Len Dastard wrestles with unmarried couples buying a home
Hola de nuevo, los lectores! It is I, Len Dastard, a real-life litigation executive wearing an imaginary leotard. I come to you from the warmth of my casa Mexicana with some important advice - advice which you ignore at your peligro.
Buying a house is one of the biggest purchases that you will make in your lifetime. Sometimes it takes years of saving to get on to the property ladder. In all of the excitement involved in buying a house, many do not consider the consequences of how they wish to own the property.
There are two ways to own a house in joint names:
• Both owners own the entire house together and upon the death of one owner the surviving owner will automatically own the entire house. If the couple separate, the starting point is that they own in equal shares but this can be subject to legal.
• Each owns a specific share of the house; if one owner dies this does not change the remaining owner's share. If the house is owned as tenants in common the shares will be 50-50 unless a Declaration of Trust is prepared or the Land Register specifies a different arrangement for example 70-30, 60-40 etc.
Whilst many couples think about what should happen to their house if they were to die, and provide for this in a Will, they do not consider what should happen to their share in the house if their relationship breaks up. This is the time a dispute can and frequently does arise, particularly if one member of the couple paid the larger share of the mortgage payments or the deposit for the property, either from their own money or gifts from other family members.
What about married couples?
The Court follows the principles of the Matrimonial Causes Act 1973 and has a wide discretion to decide how the house is shared. The Court can look at factors such as contributions, sharing and fairness. For unmarried couples the principles of the Matrimonial Causes Act 1973 do not apply.
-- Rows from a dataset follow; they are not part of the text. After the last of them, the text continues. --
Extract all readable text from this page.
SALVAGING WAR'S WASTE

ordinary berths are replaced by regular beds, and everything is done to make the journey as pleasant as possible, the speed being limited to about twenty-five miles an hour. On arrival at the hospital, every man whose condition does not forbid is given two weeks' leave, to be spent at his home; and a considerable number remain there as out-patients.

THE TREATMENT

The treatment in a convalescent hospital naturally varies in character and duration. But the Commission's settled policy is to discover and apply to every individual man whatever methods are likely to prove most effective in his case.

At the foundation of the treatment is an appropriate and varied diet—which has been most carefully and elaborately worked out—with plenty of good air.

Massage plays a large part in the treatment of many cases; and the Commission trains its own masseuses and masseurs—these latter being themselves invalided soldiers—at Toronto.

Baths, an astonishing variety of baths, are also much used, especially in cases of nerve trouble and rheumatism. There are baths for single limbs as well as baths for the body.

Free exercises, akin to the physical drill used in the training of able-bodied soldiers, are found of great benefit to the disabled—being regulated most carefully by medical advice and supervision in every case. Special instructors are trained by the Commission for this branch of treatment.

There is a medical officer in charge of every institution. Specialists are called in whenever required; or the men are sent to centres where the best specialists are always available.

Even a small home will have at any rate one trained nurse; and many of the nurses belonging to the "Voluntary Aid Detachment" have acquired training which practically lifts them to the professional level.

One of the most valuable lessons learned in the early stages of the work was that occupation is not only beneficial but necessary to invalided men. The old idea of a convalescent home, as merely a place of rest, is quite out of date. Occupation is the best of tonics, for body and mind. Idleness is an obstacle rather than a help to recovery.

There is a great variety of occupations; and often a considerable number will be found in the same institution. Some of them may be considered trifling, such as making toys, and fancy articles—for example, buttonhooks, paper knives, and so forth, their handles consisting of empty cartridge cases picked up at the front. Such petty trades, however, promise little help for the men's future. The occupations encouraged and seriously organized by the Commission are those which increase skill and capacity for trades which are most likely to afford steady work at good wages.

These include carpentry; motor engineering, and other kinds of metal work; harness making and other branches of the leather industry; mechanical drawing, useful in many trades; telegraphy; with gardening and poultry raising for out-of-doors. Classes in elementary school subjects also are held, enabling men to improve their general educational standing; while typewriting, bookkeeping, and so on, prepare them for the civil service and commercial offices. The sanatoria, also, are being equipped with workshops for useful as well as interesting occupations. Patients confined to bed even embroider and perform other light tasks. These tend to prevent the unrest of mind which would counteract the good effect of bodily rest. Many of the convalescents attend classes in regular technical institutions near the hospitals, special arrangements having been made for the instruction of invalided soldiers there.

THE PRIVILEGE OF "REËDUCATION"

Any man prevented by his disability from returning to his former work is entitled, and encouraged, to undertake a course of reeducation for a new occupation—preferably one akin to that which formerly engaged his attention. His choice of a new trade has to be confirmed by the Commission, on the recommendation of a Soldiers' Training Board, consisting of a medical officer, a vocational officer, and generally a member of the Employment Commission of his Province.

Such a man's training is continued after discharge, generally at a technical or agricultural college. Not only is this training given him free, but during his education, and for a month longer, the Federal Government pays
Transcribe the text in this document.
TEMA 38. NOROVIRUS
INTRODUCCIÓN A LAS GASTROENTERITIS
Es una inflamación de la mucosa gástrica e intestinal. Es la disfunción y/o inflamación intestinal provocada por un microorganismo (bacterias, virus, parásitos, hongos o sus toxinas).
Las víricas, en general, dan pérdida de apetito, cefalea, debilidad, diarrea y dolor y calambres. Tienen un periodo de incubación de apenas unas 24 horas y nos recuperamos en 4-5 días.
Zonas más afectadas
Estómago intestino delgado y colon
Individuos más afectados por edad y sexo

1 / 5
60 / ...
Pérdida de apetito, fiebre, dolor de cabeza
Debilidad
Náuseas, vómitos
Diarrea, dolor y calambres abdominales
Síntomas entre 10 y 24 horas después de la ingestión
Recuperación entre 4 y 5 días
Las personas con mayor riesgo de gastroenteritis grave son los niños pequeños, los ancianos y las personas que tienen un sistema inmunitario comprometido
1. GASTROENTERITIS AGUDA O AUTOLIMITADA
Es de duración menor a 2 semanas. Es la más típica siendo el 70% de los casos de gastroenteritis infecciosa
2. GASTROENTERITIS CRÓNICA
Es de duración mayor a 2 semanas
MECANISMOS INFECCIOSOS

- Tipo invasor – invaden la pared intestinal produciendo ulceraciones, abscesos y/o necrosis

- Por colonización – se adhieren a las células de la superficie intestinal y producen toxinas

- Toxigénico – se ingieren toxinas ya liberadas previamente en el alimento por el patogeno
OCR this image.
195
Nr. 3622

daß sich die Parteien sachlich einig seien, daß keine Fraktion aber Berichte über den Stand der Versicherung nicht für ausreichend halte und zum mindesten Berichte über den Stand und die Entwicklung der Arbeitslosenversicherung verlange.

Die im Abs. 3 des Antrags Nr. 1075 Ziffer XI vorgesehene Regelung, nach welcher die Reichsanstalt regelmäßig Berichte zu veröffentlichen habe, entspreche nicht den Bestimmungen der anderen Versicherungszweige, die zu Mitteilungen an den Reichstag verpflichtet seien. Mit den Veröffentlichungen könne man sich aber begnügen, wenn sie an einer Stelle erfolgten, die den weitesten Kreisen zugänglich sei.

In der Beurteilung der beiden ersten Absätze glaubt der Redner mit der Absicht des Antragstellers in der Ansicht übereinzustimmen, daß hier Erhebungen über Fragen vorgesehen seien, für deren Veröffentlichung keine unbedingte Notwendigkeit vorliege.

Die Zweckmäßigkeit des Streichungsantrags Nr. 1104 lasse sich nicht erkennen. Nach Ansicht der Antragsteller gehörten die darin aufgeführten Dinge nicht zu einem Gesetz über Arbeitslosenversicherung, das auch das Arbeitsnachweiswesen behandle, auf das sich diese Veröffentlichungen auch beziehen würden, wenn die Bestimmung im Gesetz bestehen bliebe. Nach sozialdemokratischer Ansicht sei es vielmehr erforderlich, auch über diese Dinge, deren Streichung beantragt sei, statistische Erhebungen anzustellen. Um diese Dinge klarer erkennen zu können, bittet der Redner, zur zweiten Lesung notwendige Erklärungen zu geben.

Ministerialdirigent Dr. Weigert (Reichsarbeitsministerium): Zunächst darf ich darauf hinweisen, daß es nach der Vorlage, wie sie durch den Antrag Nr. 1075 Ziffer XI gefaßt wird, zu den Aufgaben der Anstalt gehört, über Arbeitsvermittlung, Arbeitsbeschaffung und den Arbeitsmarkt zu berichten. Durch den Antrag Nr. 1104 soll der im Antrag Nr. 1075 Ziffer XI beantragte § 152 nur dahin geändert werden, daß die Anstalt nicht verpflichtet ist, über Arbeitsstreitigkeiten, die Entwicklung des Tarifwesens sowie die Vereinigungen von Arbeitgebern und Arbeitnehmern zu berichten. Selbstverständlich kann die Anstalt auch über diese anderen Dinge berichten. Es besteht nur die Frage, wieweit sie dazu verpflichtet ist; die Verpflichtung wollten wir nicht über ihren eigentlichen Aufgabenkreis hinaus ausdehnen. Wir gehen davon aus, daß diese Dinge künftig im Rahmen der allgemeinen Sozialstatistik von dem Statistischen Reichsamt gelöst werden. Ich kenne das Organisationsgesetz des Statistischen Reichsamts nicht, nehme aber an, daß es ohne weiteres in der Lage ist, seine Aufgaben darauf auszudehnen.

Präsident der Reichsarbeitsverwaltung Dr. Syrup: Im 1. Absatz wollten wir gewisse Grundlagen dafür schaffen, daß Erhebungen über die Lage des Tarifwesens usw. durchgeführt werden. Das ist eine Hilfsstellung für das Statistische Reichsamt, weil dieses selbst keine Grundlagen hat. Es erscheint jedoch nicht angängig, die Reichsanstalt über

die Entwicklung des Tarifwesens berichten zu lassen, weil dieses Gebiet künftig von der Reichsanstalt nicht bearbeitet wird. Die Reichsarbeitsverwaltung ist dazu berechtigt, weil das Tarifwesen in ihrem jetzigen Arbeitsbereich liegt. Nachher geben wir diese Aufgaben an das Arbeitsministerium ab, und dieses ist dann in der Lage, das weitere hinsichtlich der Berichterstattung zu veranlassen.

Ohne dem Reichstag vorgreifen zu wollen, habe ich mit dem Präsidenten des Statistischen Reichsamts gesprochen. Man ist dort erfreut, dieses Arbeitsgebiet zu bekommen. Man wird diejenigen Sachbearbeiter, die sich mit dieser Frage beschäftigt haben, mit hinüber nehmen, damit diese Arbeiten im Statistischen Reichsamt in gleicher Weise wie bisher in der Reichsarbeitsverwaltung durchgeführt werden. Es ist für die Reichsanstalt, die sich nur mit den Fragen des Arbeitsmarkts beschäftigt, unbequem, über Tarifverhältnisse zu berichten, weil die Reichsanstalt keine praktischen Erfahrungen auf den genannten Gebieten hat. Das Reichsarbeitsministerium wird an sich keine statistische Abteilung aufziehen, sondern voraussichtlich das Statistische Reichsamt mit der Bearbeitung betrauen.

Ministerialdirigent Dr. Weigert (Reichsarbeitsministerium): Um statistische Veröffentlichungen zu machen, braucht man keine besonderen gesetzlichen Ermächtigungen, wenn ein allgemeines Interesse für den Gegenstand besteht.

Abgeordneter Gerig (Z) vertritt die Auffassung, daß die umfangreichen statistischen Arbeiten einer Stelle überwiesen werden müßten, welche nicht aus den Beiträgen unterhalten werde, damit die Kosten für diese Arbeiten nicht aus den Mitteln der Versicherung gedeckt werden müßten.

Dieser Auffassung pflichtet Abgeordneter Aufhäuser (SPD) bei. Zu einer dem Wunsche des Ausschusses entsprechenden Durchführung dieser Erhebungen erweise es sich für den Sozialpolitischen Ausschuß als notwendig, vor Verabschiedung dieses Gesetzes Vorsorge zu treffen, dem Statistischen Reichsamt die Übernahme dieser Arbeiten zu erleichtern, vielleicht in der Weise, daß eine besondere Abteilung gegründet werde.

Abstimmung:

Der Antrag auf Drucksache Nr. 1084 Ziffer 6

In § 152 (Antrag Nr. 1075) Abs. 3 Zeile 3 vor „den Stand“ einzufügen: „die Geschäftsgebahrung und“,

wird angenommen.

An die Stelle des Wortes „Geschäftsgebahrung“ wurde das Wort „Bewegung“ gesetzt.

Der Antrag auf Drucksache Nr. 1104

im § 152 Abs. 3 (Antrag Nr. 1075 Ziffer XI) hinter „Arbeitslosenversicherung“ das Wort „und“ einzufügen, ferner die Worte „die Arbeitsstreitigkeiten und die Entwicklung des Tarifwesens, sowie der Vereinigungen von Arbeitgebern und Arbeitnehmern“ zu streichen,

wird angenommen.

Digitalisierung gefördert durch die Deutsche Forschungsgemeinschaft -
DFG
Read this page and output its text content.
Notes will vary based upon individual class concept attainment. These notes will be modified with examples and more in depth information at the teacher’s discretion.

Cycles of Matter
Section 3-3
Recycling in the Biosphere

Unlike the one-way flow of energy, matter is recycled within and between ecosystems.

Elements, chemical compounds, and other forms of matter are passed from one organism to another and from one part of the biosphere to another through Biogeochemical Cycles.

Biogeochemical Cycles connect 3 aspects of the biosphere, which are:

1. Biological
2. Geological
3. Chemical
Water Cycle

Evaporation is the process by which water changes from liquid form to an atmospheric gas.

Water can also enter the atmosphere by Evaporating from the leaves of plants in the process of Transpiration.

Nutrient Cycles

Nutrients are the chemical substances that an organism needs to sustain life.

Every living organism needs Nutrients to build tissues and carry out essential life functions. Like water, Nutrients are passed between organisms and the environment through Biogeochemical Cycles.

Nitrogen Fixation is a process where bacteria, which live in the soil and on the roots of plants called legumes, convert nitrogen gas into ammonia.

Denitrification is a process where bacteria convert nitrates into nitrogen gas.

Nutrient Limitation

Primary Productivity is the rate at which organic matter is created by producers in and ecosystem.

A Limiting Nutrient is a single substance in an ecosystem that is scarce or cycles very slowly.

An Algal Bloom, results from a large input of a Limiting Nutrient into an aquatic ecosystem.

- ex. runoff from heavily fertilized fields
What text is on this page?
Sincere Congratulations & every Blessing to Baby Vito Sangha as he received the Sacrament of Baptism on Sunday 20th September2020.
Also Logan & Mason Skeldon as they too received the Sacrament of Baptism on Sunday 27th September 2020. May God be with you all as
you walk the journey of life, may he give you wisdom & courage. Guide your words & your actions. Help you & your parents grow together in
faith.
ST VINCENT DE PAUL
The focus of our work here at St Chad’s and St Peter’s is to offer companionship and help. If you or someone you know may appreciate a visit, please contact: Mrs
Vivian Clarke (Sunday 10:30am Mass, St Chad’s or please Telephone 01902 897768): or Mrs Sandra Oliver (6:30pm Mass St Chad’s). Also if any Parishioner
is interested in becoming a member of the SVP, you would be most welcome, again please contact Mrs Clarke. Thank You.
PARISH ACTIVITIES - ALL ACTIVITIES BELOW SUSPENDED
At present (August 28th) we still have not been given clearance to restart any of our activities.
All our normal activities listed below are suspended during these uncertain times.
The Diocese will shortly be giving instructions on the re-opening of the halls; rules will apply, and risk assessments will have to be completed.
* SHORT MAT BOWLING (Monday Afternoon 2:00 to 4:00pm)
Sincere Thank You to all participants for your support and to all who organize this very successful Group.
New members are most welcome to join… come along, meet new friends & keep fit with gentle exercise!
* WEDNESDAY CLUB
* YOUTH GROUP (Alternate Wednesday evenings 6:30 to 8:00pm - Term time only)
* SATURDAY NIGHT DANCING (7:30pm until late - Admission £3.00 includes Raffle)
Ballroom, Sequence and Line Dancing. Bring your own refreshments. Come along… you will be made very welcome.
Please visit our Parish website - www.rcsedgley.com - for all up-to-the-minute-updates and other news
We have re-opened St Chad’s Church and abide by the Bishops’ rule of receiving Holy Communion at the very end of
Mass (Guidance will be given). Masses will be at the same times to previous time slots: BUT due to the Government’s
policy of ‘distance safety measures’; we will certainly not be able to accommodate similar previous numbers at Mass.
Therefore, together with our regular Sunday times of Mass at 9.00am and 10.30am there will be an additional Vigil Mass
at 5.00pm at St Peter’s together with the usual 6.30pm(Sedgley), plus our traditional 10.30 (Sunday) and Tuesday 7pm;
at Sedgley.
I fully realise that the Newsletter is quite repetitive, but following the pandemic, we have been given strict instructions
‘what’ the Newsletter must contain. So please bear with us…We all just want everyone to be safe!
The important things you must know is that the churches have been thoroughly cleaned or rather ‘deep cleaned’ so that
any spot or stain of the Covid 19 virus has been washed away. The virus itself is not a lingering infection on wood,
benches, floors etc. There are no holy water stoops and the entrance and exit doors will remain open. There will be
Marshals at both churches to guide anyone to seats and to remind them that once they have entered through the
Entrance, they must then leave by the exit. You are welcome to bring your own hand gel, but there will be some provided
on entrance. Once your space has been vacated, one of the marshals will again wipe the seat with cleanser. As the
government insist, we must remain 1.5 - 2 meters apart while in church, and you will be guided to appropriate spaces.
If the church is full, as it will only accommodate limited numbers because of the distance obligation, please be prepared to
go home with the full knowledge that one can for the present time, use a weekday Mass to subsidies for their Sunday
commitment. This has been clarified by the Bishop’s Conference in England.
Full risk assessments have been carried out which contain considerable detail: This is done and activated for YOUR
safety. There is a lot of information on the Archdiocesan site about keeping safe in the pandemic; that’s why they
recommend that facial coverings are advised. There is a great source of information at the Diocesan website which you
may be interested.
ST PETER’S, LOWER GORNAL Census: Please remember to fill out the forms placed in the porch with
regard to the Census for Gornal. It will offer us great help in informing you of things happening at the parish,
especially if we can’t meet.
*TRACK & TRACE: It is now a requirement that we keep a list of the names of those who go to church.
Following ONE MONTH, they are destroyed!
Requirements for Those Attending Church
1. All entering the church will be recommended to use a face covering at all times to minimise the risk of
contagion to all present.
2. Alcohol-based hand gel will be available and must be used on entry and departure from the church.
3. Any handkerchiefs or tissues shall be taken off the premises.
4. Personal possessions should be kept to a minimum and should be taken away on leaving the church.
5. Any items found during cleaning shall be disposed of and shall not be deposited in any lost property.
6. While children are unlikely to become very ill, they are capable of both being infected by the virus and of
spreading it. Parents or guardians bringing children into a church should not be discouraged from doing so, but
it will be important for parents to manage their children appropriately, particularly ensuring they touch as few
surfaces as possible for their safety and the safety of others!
The Court is governed by land law and the Trusts of Land and Appointment of Trustees Act 1996. This can lead to results which one party may feel is unfair.
Many people are blinded by love and would not give any of this much thought, but this topic is particularly important if you are contributing more than your partner in terms of a deposit or mortgage payments.
Received financial assistance from parents?
Many young couples will find that their parents help them with the purchase of their first home by providing some or all of the deposit or indeed helping out with mortgage payments, and this is another aspect to consider. If you are lucky enough to receive such financial assistance it is advisable to consider how your parents will be repaid over time, if at all, or what would happen if you and your unmarried partner split up.
Once you have done this you should have the arrangement with your parents recorded in a Declaration of Trust confirming whether the money is a gift or whether it is to be repaid and if so, how much and on what conditions. Without such a document, if there is any dispute when the house is sold or if you separate from your partner, your parents may not be able to recover their money and this can lead to additional family difficulties, uncertainty and expensive litigation. All of this could easily be avoided by considering the above.
If you have a solicitor acting for you in the conveyancing transaction they should advise you on the above. It is definitely worth giving it some thought early on as this could save you time and expense when it comes to the point of exchanging contracts.
Is this something you would consider? Are you an unmarried couple who has not specified a share in the property? You probably don't want to consider while the sex is still reasonably hot, but mark my words, these issues can kick you in the piedras grandes.